Synovial fluid macrophages and blood monocytes differ in their response to IL-4.

Abstract

Abstract IL-4 has been described as a potential anti-inflammatory molecule because of its ability in vitro to down-regulate human monocyte production of proinflammatory mediators. In this study, the activity of IL-4 on mononuclear cells and CD14+ macrophages from a site of chronic inflammation, namely, the joints of patients with rheumatoid and psoriatic arthritis, was investigated and compared directly with its activity on PBMC and monocytes from the same patients. In contrast to the response by blood monocytes, the response to IL-4 by synovial fluid cells was selective; IL-4 did not significantly suppress LPS-induced TNF-alpha production, but decreased CD14 expression to a similar extent in the two cell populations.
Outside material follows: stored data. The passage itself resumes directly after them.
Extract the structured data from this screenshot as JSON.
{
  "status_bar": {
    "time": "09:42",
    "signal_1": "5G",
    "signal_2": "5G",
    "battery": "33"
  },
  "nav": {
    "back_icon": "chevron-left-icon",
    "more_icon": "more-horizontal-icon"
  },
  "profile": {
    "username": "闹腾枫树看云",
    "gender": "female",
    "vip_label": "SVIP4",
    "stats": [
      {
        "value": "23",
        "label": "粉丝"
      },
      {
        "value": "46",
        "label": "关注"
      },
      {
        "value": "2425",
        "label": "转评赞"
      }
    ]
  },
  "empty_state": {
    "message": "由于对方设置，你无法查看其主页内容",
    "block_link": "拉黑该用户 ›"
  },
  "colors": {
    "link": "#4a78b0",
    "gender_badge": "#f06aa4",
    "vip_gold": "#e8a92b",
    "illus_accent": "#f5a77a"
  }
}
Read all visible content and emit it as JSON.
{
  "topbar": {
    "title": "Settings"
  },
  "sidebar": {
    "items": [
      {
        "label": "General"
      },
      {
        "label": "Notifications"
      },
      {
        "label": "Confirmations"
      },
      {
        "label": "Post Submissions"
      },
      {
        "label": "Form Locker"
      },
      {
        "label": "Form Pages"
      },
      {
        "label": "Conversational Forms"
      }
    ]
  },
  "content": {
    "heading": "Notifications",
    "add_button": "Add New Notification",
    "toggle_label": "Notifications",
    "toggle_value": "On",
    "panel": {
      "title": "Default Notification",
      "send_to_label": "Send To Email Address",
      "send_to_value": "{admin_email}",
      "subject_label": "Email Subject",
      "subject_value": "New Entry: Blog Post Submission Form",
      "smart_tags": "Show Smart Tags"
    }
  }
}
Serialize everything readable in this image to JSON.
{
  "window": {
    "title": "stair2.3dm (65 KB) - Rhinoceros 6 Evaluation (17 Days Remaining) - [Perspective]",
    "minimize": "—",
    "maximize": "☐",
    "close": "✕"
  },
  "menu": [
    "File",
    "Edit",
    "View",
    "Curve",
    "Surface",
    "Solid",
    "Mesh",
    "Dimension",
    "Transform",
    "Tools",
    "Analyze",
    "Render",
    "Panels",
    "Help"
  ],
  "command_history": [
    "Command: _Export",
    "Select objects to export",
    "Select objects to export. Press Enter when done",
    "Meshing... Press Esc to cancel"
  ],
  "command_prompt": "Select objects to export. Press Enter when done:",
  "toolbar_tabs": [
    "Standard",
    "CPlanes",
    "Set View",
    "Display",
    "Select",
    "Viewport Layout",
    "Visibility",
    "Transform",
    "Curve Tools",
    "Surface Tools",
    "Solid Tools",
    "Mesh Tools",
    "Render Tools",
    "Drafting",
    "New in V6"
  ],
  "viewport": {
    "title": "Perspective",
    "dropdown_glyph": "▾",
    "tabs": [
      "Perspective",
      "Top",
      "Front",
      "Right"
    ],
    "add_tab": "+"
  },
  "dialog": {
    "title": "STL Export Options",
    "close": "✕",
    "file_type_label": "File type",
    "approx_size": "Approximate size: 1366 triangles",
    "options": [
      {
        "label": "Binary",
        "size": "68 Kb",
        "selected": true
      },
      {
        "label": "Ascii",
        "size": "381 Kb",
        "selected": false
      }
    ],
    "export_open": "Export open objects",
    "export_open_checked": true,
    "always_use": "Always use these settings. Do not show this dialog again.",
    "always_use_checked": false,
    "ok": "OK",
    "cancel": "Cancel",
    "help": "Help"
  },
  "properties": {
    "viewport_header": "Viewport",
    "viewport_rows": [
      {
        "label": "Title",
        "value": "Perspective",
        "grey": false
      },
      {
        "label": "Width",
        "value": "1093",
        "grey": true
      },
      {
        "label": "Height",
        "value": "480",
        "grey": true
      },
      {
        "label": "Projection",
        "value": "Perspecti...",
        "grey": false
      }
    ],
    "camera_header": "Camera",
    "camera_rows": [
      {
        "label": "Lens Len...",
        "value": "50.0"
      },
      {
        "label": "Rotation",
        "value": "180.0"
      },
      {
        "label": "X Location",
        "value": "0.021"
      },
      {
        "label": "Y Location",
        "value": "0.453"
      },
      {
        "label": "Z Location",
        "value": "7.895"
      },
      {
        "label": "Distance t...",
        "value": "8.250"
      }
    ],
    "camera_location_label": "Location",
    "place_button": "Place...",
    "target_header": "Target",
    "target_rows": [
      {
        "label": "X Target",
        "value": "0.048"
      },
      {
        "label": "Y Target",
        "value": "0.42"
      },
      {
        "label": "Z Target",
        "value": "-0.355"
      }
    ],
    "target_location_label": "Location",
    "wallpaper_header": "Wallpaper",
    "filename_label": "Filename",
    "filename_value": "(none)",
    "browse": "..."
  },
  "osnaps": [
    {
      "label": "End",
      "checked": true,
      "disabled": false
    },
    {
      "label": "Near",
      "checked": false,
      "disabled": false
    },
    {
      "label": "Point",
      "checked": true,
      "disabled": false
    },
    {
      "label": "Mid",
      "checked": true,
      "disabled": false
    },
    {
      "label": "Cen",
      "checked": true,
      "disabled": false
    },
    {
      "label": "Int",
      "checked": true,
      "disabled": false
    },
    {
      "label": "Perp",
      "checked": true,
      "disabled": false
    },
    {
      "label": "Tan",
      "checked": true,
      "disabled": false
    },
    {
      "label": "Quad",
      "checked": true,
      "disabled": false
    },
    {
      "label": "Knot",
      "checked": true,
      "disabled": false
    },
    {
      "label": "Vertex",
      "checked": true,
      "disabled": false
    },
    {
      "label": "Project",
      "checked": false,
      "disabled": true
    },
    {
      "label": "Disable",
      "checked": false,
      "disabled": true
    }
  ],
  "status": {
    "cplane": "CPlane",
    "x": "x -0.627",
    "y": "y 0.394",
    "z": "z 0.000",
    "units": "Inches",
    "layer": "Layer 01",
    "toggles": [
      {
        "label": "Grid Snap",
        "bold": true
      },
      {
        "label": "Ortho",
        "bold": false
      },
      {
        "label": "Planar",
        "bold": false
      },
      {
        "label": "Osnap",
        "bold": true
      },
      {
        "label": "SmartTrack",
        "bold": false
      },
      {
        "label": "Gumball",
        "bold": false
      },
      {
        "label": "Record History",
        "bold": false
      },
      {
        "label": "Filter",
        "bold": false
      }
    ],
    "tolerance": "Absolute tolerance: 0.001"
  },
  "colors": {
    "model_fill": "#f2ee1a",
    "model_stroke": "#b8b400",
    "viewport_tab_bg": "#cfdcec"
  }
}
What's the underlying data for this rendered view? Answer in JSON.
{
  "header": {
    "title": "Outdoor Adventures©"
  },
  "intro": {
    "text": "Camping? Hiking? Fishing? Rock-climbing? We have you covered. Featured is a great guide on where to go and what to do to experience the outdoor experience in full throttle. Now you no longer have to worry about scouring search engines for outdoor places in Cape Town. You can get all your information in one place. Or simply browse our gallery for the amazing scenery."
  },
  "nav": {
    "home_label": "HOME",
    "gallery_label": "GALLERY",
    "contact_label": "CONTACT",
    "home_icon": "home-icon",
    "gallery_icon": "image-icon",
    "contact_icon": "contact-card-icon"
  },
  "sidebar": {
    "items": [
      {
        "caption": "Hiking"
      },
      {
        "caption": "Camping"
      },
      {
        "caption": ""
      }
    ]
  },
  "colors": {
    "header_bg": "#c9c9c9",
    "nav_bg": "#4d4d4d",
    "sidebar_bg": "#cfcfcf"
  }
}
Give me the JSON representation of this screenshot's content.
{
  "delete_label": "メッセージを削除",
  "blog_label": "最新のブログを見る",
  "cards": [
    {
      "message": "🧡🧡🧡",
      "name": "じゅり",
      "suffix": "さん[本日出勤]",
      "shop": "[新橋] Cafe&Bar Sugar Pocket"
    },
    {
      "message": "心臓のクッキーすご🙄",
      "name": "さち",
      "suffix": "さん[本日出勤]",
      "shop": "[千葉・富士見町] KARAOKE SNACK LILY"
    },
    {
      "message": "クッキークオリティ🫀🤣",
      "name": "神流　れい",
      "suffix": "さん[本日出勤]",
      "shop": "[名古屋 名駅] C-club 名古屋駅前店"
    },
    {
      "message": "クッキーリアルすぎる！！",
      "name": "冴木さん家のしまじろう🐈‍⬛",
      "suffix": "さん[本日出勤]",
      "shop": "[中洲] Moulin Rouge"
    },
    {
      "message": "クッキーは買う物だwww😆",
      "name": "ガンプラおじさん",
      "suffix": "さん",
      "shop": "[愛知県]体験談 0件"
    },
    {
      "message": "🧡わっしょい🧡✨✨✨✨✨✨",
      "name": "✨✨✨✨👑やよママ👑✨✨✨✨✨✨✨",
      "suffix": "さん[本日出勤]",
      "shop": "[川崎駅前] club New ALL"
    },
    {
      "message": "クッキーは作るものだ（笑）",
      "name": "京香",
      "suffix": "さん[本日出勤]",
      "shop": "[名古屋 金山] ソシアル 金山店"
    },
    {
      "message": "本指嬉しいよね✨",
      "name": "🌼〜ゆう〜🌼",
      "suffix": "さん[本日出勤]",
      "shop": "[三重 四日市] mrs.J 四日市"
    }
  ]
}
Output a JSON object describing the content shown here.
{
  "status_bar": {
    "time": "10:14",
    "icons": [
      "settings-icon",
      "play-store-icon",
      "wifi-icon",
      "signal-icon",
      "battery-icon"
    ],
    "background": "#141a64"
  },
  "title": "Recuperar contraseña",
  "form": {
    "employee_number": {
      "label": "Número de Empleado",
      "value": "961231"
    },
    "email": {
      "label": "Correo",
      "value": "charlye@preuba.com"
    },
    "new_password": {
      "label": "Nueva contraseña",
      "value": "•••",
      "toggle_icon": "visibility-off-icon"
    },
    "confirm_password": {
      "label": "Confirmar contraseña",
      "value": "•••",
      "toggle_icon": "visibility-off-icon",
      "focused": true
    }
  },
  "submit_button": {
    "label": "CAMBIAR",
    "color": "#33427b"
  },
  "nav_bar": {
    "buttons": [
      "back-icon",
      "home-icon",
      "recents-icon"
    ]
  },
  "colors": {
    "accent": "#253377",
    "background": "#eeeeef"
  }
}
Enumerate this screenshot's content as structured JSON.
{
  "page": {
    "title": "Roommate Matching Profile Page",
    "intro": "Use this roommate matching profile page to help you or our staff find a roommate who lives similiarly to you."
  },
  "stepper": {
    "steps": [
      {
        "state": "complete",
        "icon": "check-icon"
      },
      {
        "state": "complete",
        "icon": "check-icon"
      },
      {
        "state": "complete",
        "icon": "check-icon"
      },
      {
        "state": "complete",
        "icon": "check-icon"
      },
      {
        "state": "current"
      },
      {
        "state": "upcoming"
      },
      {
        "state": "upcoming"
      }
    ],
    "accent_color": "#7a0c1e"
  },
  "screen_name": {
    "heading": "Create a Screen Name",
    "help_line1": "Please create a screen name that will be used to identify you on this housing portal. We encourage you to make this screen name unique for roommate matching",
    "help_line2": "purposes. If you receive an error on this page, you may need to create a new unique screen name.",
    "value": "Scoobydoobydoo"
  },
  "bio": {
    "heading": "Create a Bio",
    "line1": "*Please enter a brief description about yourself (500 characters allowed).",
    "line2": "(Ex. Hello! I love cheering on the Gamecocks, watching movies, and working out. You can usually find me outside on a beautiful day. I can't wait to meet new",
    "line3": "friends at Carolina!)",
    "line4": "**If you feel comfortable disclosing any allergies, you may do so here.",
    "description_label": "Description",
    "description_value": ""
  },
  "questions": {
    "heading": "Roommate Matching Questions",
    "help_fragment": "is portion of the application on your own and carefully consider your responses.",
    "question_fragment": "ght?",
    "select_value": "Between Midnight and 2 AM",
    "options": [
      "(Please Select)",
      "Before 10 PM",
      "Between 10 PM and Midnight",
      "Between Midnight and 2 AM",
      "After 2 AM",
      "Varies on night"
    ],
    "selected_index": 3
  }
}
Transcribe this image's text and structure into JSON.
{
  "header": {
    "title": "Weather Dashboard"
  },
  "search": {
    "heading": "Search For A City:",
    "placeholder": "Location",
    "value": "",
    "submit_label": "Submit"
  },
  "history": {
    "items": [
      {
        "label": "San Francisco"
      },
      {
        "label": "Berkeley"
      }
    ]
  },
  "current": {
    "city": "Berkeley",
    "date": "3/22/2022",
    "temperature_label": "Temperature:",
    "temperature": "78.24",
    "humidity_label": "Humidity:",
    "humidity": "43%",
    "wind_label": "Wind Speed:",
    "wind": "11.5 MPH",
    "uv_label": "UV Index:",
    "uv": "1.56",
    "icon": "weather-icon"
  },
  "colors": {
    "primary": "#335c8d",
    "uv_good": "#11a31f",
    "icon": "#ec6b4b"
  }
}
IL-4 induction of monocyte/macrophage CD23 expression was investigated as a stimulatory response to IL-4, and although significantly increased on synovial fluid CD14+ cells by IL-4, the induction was considerably reduced compared with that measured for blood cells. Activation and differentiation in vitro of blood monocytes reduced their response to IL-4 for decreased TNF-alpha production and induction of CD23 and suggested that these biologic phenomena may contribute to the decreased responsiveness to IL-4 by synovial fluid monocytes/macrophages. Thus, IL-4 does not have the same anti-inflammatory properties in vitro on synovial fluid cells as on blood monocytes.